At Purdue University, the ongoing construction of the Discovery Park District, as envisioned by President Mitch Daniels, is a live-work-learn-play campus and our foray into this L2L model. Over the past year, we have started rolling out the following features:

  • Scale of green field construction: All 400 acres of mixed-use development of Discovery Park District will be a combination of a connected community and testing grounds for private-sector partners. There will be undergraduate dorms, graduate student housing, single family houses, advanced manufacturing facilities, offices, retail shops, restaurants, green space, trails, and an airport that supports modern air mobility. The intent is that the real estate development will provide best-in-class products and services to about 10,000 people who will live, work, learn, and regularly visit there, enabling companies to innovate connectivity solutions by deploying them first at Purdue.
  • Industry leadership: Due to its proximity to Purdue University’s West Lafayette campus, L2L at the Discovery Park District benefits from professors conducting research and students getting ready for employment in precisely the areas where the innovations will be deployed. To connect the dots together, industry partners form various verticals of a Technology Leaders Advisory Board. For example, in the connectivity vertical, leaders from AT&T, Celona, Cisco, Dell, Ericsson, Intel
    INTC
    , SBA and Tilson brainstorm with the university regularly. The new campus also houses the “Convergence Center for Innovation and Collaboration” as a front door for companies seeking to collaborate with Purdue.  
  • Open edge infrastructure: 5G/6G will form the foundation for this connected community, along with a neutral-host connectivity infrastructure that includes 15 miles of high-capacity fiber, a common edge data center, shared spectrum, and private networks using the Citizens Broadband Radio Service (CBRS) spectrum. This infrastructure will be a common “utility” for the district’s residents, tenants, and vendors who will enjoy fast approvals and deployment capabilities.
  • Governance model: To protect the safety and privacy of the district’s residents and visitors, this community is governed through a mechanism that the Purdue Research Foundation manages in close collaboration with the City of West Lafayette in Indiana.
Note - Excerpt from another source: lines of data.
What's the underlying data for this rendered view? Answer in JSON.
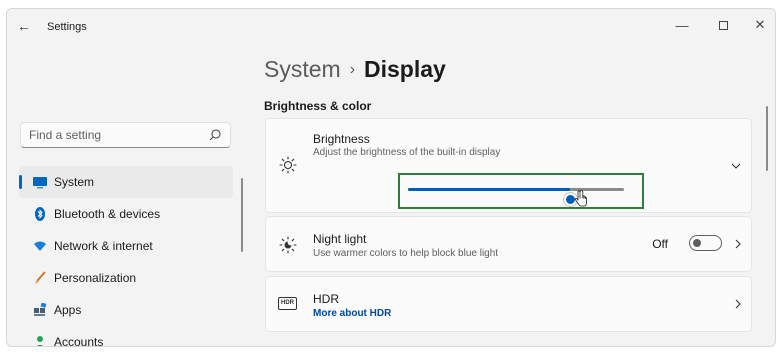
{
  "window": {
    "title": "Settings",
    "controls": {
      "minimize": "—",
      "close": "✕"
    }
  },
  "sidebar": {
    "search_placeholder": "Find a setting",
    "items": [
      {
        "label": "System",
        "icon": "system-icon",
        "selected": true
      },
      {
        "label": "Bluetooth & devices",
        "icon": "bluetooth-icon"
      },
      {
        "label": "Network & internet",
        "icon": "wifi-icon"
      },
      {
        "label": "Personalization",
        "icon": "paintbrush-icon"
      },
      {
        "label": "Apps",
        "icon": "apps-icon"
      },
      {
        "label": "Accounts",
        "icon": "person-icon"
      }
    ]
  },
  "breadcrumb": {
    "parent": "System",
    "separator": "›",
    "current": "Display"
  },
  "section": {
    "title": "Brightness & color"
  },
  "brightness": {
    "title": "Brightness",
    "description": "Adjust the brightness of the built-in display",
    "slider_value_percent": 75
  },
  "night_light": {
    "title": "Night light",
    "description": "Use warmer colors to help block blue light",
    "status": "Off"
  },
  "hdr": {
    "badge": "HDR",
    "title": "HDR",
    "link": "More about HDR"
  },
  "colors": {
    "accent": "#005fb8",
    "highlight_border": "#2f7d3c",
    "window_bg": "#f3f3f3",
    "card_bg": "#fbfbfb"
  }
}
As technology gets more complex and develops at a faster pace, platforms like this will narrow the gap between invention and commercialization, sanding down the speed bumps that often slow collaboration among academic researchers, students, entrepreneurs, corporations and local communities.  

We have often complained about the “valley of death” in the innovation lifecycle. Now a university can turn its own campus into a bridge from Lab to Life.